Cryptopolitan adds a different angle by focusing on token sales and ICOs, saying “Only six ICOs were completed in 2026” and that “just six projects chose an Initial Coin Offering (ICO) in 2026,” while also stating that for April “only $653M were raised in 61 funding rounds.”
That outlet’s April total differs from the $659 million figure used elsewhere, and it also says “half are underwater compared to their offering price.”
What comes next for crypto
The sources connect the funding contraction to downstream effects on startups, deal flow, and how investors allocate capital.
“Crypto VC funding slid to $659m across 63 April deals, a 74% drop from March that drags monthly flows back to 2024 lows even as DeFi and AI still attract capital”
Crypto.news says the “venture capital market hit a fresh air pocket in April,” and it argues that “a slower VC tape tends to mean fewer new tokens hitting exchanges—and more scrutiny on whether existing projects can deliver on their roadmaps without relying on another wave of easy money.”

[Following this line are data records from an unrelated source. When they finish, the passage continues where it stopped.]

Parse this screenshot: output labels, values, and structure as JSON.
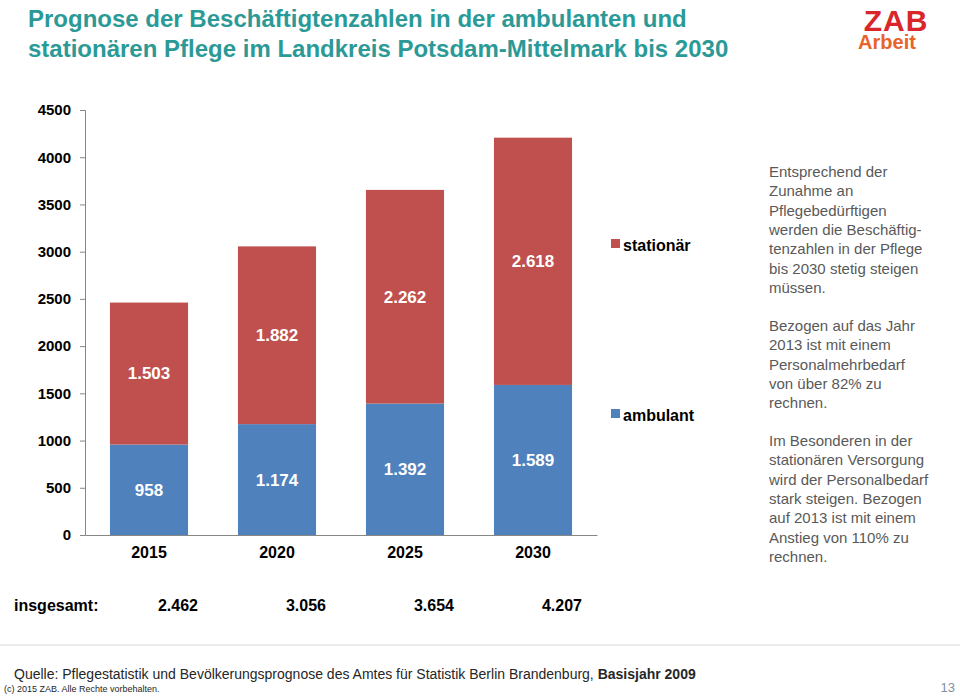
{
  "chart_data": {
    "type": "bar",
    "title": "Prognose der Beschäftigtenzahlen in der ambulanten und stationären Pflege im Landkreis Potsdam-Mittelmark bis 2030",
    "categories": [
      "2015",
      "2020",
      "2025",
      "2030"
    ],
    "series": [
      {
        "name": "ambulant",
        "color": "#4f81bd",
        "values": [
          958,
          1174,
          1392,
          1589
        ],
        "value_labels": [
          "958",
          "1.174",
          "1.392",
          "1.589"
        ]
      },
      {
        "name": "stationär",
        "color": "#c0504d",
        "values": [
          1503,
          1882,
          2262,
          2618
        ],
        "value_labels": [
          "1.503",
          "1.882",
          "2.262",
          "2.618"
        ]
      }
    ],
    "stacked": true,
    "data_labels": true,
    "legend": "right",
    "grid": false,
    "ylim": [
      0,
      4500
    ],
    "yticks": [
      0,
      500,
      1000,
      1500,
      2000,
      2500,
      3000,
      3500,
      4000,
      4500
    ]
  },
  "totals": {
    "label": "insgesamt:",
    "values": [
      2462,
      3056,
      3654,
      4207
    ],
    "value_labels": [
      "2.462",
      "3.056",
      "3.654",
      "4.207"
    ]
  },
  "header": {
    "logo": [
      "ZAB",
      "Arbeit"
    ]
  },
  "annotations": [
    [
      "Entsprechend der",
      "Zunahme an",
      "Pflegebedürftigen",
      "werden die Beschäftig-",
      "tenzahlen in der Pflege",
      "bis 2030 stetig steigen",
      "müssen."
    ],
    [
      "Bezogen auf das Jahr",
      "2013 ist mit einem",
      "Personalmehrbedarf",
      "von über 82% zu",
      "rechnen."
    ],
    [
      "Im Besonderen in der",
      "stationären Versorgung",
      "wird der Personalbedarf",
      "stark steigen. Bezogen",
      "auf 2013 ist mit einem",
      "Anstieg von 110% zu",
      "rechnen."
    ]
  ],
  "footer": {
    "source": [
      "Quelle: Pflegestatistik und Bevölkerungsprognose des Amtes für Statistik Berlin Brandenburg, ",
      "Basisjahr 2009"
    ],
    "copyright": "(c) 2015 ZAB. Alle Rechte vorbehalten.",
    "page": "13"
  }
}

MEXC similarly frames the decline as a “significant pullback” and says investors “scaled back their commitments” due to “a broader slowdown in market trading activity,” adding that “Lower trading volumes reduce the immediate revenue potential for many crypto startups.”
It also states that the decline reflects “growing caution among institutional investors who now demand clearer regulatory frameworks and proven business models,” and it claims “Many jurisdictions, including the United States and European Union, have introduced stricter rules for digital assets.”
CoinDesk’s Dragonfly story offers a counterpoint on how some investors are repositioning rather than exiting, with Managing Partner Haseeb Qureshi saying “Stablecoins are taking over the world,” and that “DeFi has grown so much that it now rivals CeFi.”
Finally, Yellow’s DeSci narrative suggests that even with broader VC tightening, capital can still flow into specific tokenized research primitives, noting that DeSci protocols “tokenizzano tre asset distinti” and that NIH grant success “sono scesi sotto il 20%” in fiscal 2024.